Ergo, plant breeding is needed to adapt to climate change.
Are landraces more adaptable than bred varieties? I’ll give my conclusions from one crop — 13 years of breeding cassava. We found that landraces are almost always (some exceptions) rather narrowly adapted. They fit the niches where they evolved. Taken to other ecosystems, they are usually susceptible to one problem or another — often several. We were able to develop more adaptable, and more broadly adapted, materials by using a broad genetic base and selecting under multi-location, difficult conditions of low soil fertility, no irrigation and no artificial pest or disease control.

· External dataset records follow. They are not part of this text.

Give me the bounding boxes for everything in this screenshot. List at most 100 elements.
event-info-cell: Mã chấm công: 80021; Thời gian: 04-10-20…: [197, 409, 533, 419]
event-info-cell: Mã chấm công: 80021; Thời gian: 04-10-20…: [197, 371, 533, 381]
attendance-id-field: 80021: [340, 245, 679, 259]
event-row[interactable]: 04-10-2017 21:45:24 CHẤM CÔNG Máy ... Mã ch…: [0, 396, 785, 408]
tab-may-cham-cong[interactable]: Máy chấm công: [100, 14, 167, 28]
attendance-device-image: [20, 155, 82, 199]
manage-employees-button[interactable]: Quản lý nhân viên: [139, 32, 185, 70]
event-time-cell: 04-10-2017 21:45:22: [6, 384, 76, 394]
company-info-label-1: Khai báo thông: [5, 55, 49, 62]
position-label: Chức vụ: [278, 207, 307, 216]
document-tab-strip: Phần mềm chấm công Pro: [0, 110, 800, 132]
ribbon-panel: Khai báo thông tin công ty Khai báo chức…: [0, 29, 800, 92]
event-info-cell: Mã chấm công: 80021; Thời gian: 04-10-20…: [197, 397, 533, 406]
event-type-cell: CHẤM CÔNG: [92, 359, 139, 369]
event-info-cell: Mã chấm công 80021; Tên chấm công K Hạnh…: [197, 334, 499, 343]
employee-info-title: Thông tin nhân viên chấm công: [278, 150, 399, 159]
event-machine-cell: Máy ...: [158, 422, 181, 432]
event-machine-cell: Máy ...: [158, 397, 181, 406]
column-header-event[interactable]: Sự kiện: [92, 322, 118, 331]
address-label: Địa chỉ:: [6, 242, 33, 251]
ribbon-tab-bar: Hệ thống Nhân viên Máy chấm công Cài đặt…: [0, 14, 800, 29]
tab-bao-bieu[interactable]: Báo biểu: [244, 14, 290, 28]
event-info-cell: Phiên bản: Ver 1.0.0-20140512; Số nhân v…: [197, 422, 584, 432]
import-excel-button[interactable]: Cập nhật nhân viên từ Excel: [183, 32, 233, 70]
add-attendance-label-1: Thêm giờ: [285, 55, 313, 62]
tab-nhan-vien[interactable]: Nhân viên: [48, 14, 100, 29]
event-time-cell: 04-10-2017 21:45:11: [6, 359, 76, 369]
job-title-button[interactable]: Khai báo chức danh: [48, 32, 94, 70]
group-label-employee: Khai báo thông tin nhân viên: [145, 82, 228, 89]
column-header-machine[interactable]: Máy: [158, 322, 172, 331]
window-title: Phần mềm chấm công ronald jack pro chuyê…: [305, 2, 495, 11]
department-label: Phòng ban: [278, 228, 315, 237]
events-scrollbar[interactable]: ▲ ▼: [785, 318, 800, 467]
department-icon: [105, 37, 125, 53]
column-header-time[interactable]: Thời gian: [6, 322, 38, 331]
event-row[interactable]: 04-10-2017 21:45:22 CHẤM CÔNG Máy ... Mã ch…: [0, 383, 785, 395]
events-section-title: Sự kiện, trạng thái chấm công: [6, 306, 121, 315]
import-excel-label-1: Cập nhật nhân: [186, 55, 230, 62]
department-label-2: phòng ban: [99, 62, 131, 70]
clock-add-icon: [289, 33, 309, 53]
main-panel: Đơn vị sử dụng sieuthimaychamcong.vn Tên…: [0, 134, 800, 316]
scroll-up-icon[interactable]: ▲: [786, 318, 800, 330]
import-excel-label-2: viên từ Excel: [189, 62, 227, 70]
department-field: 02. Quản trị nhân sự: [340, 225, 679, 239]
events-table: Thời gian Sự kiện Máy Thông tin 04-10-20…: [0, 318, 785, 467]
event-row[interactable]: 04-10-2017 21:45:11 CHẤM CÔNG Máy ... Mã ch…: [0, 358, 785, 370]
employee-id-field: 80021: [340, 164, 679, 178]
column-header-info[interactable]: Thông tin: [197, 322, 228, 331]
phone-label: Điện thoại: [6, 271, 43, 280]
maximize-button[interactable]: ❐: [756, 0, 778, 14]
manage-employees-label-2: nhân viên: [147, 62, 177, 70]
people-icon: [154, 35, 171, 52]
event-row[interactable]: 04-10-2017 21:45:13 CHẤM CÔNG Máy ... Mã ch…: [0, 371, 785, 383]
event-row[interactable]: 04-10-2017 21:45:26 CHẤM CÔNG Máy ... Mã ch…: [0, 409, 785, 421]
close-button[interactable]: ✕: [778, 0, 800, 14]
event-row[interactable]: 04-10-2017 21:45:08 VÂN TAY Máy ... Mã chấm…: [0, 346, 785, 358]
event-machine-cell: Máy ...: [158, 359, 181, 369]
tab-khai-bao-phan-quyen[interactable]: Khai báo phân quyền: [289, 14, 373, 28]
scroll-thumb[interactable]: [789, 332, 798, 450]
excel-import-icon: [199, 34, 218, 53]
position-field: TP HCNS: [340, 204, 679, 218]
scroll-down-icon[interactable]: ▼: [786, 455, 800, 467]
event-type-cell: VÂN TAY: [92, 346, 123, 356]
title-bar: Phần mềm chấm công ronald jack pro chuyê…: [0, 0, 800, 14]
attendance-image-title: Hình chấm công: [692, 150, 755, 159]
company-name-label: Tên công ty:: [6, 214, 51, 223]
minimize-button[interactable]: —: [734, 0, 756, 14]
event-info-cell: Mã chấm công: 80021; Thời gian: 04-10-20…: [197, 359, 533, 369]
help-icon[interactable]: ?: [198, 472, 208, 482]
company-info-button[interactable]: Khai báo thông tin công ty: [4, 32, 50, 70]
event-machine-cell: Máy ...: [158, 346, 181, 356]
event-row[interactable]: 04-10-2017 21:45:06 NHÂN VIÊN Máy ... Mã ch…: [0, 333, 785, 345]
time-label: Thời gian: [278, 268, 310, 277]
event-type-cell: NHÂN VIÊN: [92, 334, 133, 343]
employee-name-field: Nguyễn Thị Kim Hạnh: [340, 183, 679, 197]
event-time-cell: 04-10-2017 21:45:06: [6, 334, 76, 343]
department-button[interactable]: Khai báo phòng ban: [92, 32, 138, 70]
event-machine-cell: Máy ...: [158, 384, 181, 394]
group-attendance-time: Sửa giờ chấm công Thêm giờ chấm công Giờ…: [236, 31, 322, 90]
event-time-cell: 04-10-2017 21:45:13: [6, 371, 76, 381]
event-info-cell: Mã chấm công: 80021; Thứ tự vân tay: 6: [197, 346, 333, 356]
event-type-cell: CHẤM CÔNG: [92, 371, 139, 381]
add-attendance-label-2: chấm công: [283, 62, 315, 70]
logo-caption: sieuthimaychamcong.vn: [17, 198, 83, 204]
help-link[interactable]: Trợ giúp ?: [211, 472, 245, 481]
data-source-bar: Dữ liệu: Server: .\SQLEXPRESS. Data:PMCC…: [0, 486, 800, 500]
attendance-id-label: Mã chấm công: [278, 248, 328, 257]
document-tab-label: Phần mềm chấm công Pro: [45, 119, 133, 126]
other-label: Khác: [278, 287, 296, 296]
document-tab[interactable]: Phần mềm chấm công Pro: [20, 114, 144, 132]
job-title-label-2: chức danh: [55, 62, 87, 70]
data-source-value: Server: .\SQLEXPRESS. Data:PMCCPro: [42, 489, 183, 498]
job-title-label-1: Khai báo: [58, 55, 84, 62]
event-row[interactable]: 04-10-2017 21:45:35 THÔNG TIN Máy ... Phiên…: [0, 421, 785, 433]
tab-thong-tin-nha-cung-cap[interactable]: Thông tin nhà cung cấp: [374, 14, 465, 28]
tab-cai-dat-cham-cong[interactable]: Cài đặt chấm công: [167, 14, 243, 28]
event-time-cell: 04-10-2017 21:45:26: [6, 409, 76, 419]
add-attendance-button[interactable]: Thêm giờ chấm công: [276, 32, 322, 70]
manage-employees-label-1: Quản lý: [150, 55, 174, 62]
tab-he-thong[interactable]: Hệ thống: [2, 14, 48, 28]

I think the same could be done for almost any crop. It’s usually not so much a matter of the inherent adaptability of individual landraces that limits or expands the possibilities in the bred materials, as it is the breeding methodology.
That’s a very good point, Clair.
To my knowledge, this is how corn and soybeans varieties in the US are developed as well. Start with a diverse germplasm base, then plant out the trials in multiple locations. The lines that do well in all or most locations will be continued, while the ones that have local adaptability only may be discarded. This is good for farmers because they know the crops will do well under more diverse conditions than a line that’s adapted for only one set of climatic conditions, but it can be overdone, leading to the same line being planted by many farmers.
To me, all of this emphasizes the need for maintenance of landraces as a germplasm source, but does not say that we should choose “old-fashioned” landraces over selected varieties. It also tells me that we should probably have more breeders producing more lines from more diverse germplasm. There are more small breeders out there than many people think, but their reach is necessarily smaller than the giant seed companies.
What I’d like to know is where the writer got the impression that “reinstituting” landraces is being seriously considered as a climate change adaptation strategy. Can anyone point me to a source for this idea?
Where did you get the impression that the author has that impression? He claims that “old-fashioned seeds are better at dealing with variable weather”. It is my impression that he wanted to avoid that his readers draw the conclusion that these seeds should therefore be reinstituted; which would seem logical. And so he brings it up to dismiss it, as “their use will mean less food”.
I just wonder why the writer used the word “will” (rather than, for example, “would”) in the paragraph I quoted.
“Reinstituting their use will mean less food.”
You are right.
Or maybe I’m over-reading a short sentence in a short paragraph in a long article.
I doubt it. This short sentence seems to be the prevailing view among people who don’t know anything about plant breeding.
How much does The Economist know about agriculture?
Searching here revealed that only one journalist lists it as her theme area.
I’m worried.
You guys! Get real. Journalists don’t have to know much about a subject, they have to know how to find out. A short sentence in a long article and you’re all of a twitter.
There was a similar short couple of sentences in another long article, a while back, about the banana diseases sweeping Africa, and nobody here or elsewhere raised a peep.
If you want something to worry about, Jacob, worry about the lack of understanding of agriculture among environmentalists, especially “conservationists”, and climate-change wallahs.